To answer that seemingly rhetorical question myself, we are indeed that conceited, my friends. Though many times the stranger introducing him or herself probably does have ulterior motives, we should be more open to meeting and accepting new people. Many times it seems that after freshman year, the people you meet can at best only become acquaintances and will never have a chance at establishing a true friendship with you. At a school with over 20,000 undergrads, it is unfortunate that people get stuck in their comfortable social circle that may only have seven people in it and never try to find others who could add some spice to their life. There are over 6,000 students in my senior "class," yet I have probably only met 500 of them. This isn't to say that we should be best friends with everyone, because obviously quality is better than quantity. I am merely saying that we shouldn't be so afraid to get together or even talk with someone we don't know very well, if at all. Even if you find a new person extremely lame, you will get some gratification from the fact that you, unlike them, are not lame and are therefore better than them. If this is the case, then getting that little ego boost was time well spent.

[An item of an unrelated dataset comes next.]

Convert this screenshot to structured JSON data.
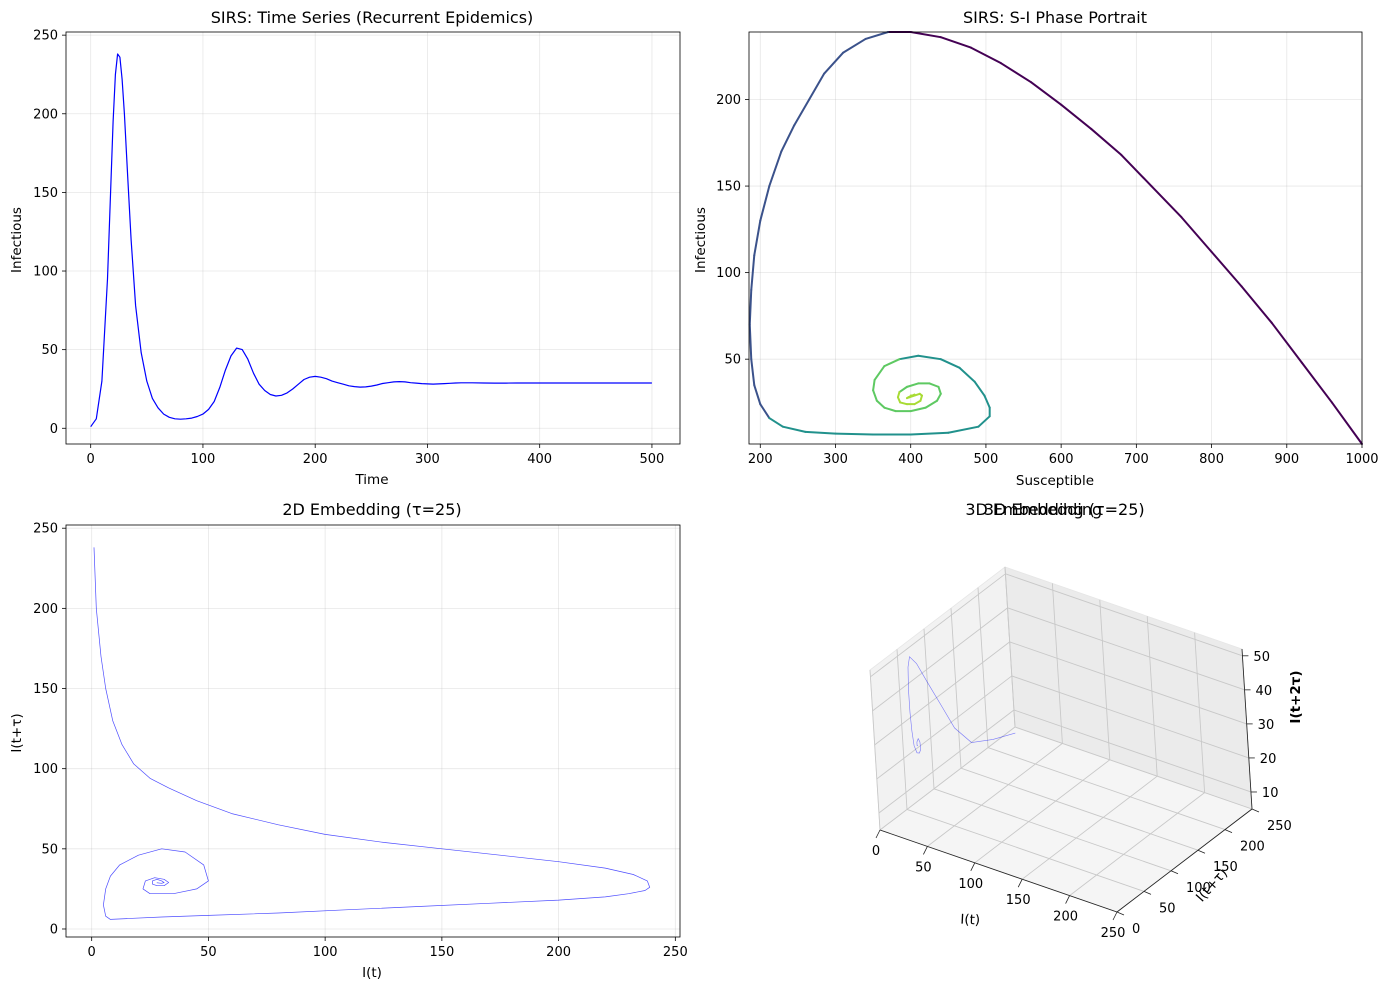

I would like to issue a challenge to you, dear reader, and to my fellow students at this lovely institution that is UW-Madison: the next time you are in a class or social venue, lean over to the person next to you, regardless of gender, and say, "Hello, my name is [insert your name here]." If they are rude, who cares — you have nothing to lose and a potential friend to gain! I met one of my favorite friends from abroad after he came up to me and said, "Hi! You seem really fun. I would like to meet you." If he wouldn't have had the guts to introduce himself, we never would've met and my experience would definitely not have been as fabulous without him.
If that challenge is too intense, then start small, with baby steps by simply saying "Hello" to that guy you always see who was in your chemistry lab three semesters ago. If you "friended" him on Facebook, you might as well acknowledge his existence. Chances are he knows who you are too.
As it is unfair to only offer a challenge to you, my peer, I will now challenge myself to do something that I find difficult: I challenge myself to not use the words "wonderful" or "fabulous" in my column next week. I reserve the right, however, to still be allowed "fantastic." I need at least one of my favorite superlative adjectives to really get my points across.
Good luck in your quest to fully explore the world, Socially Scarred.
Go make friends right now!
Clare
P.S. To all of you bitter single people who spoke all of yesterday about your hate for Valentine's Day: get over it. You are lame for hating a day about love! Just because you aren't "in love" right now doesn't mean that there aren't people to whom you should show your love, though platonic, or should celebrate the fact that they, platonically, love you.